The construction method for polycrystalline 3C-SiC models containing HEGBs is as follows. Firstly, Atomsk was used to construct the initial polycrystalline 3C-SiC model with 5 grains and dimensions of 40 Å × 40 Å × 40 Å. We used the Identify Diamond Structure function in Ovito to identify grain boundary atoms. Then, using the Expand Selection function, by setting a specific cutoff radius, atoms in the region with a thickness of twice the cutoff radius near the grain boundary were selected in an expanded manner, thereby defining the scope of amorphization treatment. Next, only the atoms in the selected grain boundary region were subjected to the same melting and quenching method as used for preparing amorphous SiC to achieve amorphization. Meanwhile, the NVT ensemble was applied to the unselected atoms inside the grains to maintain a temperature of 300 K, ensuring the preservation of their crystalline structure. Finally, the entire system was relaxed for 100 ps under the NPT ensemble at 300 K and 0 atm to eliminate internal stress, resulting in a polycrystalline SiC model containing HEGBs with a specific thickness. According to Felix et al.80, the thickness of the amorphous layer between grains in the SiC layer of TRISO particles is approximately 0.6 nm. Therefore, we constructed a polycrystalline SiC model containing HEGBs with a thickness of 0.6 nm, denoted as 6 Å HEGB. To investigate the influence of HEGB thickness on the diffusion behavior of Cs, a model containing HEGBs with a thickness of 0.3 nm was also established, denoted as 3 Å HEGB. In addition, for the initial polycrystalline SiC model constructed by Atomsk mentioned above, without subsequent expansion and selection operations, the Tersoff potential was directly used for relaxation under the NPT ensemble at 300 K for 100 ps, obtaining a polycrystalline SiC model containing ordinary grain boundaries, denoted as 0 Å HEGB. In each HEGB model, twelve Cs atoms were inserted into the grain boundary region using Packmol, with the distance between Cs atoms and other atoms larger than 2 Å. Fig. S18 gives the diagrams of these three HEGB models.

Dataset for MTP-a

The initial dataset to train the MTP for the amorphous SiC-Cs system was generated by performing an AIMD simulation on the initial structure of a 2.8 g/cm3 amorphous SiC containing one Cs atom. The AIMD simulation was conducted in the NPT ensemble using the Langevin thermostat at 1873 K for 2 ps. Twenty configurations were selected from the AIMD trajectory with a 100 fs interval to pretrain the MTP. Subsequently, configurations were selected from all configurations in the AIMD trajectory based on the MaxVol algorithm and added to the initial training set to retrain the MTP, obtaining the initial MTP. After that, the initial MTP was actively trained in eight parallel MD simulations. These MD simulations used four structures: amorphous SiC with densities of 2.8 g/cm3 and 3.0 g/cm3, each containing one or two Cs atoms. MD simulations were performed using these four structures in the NPT ensemble with Nosé-Hoover thermostat at 1773 K and 1973 K for 200 ps, generating 8 MD trajectories in total. Herein, we found that if only aSiC models containing a single Cs atom are used to generate the training set, nonphysical aggregation of Cs atoms occurs in subsequent MD simulations, which is specifically characterized by excessively close atomic distances, as shown in Fig. S19. Therefore, to enable the MTP to fully learn the Cs-Cs atomic interactions, we additionally introduced aSiC models containing two Cs atoms during the training of the MTP, thereby improving the structural representativeness of the training set. This AL strategy ensured that the MTP could fully and efficiently learn the interactions within aSiC, between Cs and aSiC, and between Cs atoms. Finally, the MTP used for the amorphous SiC-Cs system was parametrized, denoted as MTP-a.
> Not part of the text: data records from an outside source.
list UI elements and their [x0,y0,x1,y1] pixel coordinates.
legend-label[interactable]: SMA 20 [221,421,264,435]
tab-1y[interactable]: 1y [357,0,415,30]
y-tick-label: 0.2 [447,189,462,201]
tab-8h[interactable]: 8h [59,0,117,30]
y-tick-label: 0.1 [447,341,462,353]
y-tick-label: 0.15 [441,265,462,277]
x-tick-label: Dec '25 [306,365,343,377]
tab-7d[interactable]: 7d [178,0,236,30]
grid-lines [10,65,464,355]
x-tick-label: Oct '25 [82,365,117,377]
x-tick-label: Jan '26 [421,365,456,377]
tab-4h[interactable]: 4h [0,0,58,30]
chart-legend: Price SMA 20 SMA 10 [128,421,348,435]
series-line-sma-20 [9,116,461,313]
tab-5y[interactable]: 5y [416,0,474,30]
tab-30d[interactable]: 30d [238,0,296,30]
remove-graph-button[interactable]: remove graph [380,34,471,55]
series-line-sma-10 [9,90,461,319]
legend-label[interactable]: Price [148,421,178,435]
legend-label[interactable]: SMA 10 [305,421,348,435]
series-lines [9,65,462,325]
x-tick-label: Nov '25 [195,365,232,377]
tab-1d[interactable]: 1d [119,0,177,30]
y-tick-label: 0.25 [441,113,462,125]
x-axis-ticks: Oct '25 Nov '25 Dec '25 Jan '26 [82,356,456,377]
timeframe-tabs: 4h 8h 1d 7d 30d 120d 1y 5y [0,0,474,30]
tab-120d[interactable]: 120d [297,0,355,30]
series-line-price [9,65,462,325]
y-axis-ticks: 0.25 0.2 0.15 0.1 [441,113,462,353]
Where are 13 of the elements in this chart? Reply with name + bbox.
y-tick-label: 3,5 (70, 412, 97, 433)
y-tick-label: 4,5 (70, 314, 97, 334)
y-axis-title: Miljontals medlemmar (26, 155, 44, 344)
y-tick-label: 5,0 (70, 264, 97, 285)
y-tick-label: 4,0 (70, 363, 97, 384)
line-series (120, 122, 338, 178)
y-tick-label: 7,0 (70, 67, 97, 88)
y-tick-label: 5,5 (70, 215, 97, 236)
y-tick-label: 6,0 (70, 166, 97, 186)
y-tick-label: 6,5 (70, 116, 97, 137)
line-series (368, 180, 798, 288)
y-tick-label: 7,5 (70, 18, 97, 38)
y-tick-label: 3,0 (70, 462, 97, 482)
MD simulations were conducted on aSiC-Cs structures with four different densities (2.7 g/cm3, 2.8 g/cm3, 2.9 g/cm3, and 3.0 g/cm3) for 100 ps using MTP-a under the NVT ensemble at temperatures of 1673 K, 1773 K, 1873 K, and 1973 K, resulting in a total of 16 trajectories. Configurations were then uniformly selected from these trajectories to form the validation set, where the number of configurations in the validation set was approximately 25% of that in the training set.

Dataset for MTP-GB

The initial dataset for training MTP-GB takes the training set optimized after the configuration-based AL stage (originally used for MTP-a training) as its foundational framework, and is expanded by supplementing simulation data of specific structures. Nine structures were additionally designed and generated, which specifically include six types of crystal 3C-SiC structures and three types of grain boundary structures. Among them, the crystal structures cover a 3 × 3 × 3 3C-SiC supercell, single-vacancy structures (C vacancy, Si vacancy), and divacancy structures (CC divacancy, SiSi divacancy, CSi divacancy). The grain boundary structures were randomly extracted from the grain boundary region of the 6 Å HEGB model, with a size of 12 Å × 12 Å × 12 Å; three structures with distinct grain boundary characteristics were obtained in this way, and the structural diagrams are shown in Fig. S20. All nine additional structures were subjected to 2 ps AIMD simulations under the NPT ensemble at 1873 K. All structures from the simulation trajectories collectively constitute the structural pool of the dataset. Subsequently, the MaxVol algorithm was applied to select representative structures from the structural pool. These selected structures were then merged with the original MTP-a training set, forming the initial training set for MTP-GB. Four parallel MD simulations were employed for the AL based on neighborhood strategy. The structures for MD simulation were 6 Å HEGB model and 3 Å HEGB model. All MD simulations were performed for 50 ps under the NPT ensemble at 1773 K and 1973 K, respectively. Finally, after the implementation of AL based on neighborhood strategy, a potential suitable for polycrystalline SiC with HEGBs was obtained, denoted as MTP-GB.

Molecular dynamic simulation and analysis

The Large-Scale Atomic/Molecular Massively Parallel Simulator (LAMMPS) package81 was used for all MD simulations in this study. To explore the diffusion behavior of Cs in aSiC, the 3 × 3 × 3 supercell of the aSiC structure (containing 1728 C atoms, 1728 Si atoms, and 27 Cs atoms) was used for MTP-MD simulations. All MTP-MD simulations were conducted as the same procedure in the NVT ensemble. The structures (i.e., aSiC models and HEGB models) were first relaxed for 100 ps, and then MSD data were recorded for 1000 ps. To ensure the reliability and statistical significance of the simulations results, MD simulations for each type of model were repeated ten times with different velocity seeds. The final MSD results were obtained by averaging the MSD data from these ten independent simulations.

The OVITO82 package was used to visualize and post-process results, such as calculations of RDFs and Voronoi analysis. The RDFs were obtained by time-averaging over hundreds of picoseconds. Additionally, the Atomic Simulation Environment (ASE) python library83 was used to calculate the distances between atoms in the simulation cell.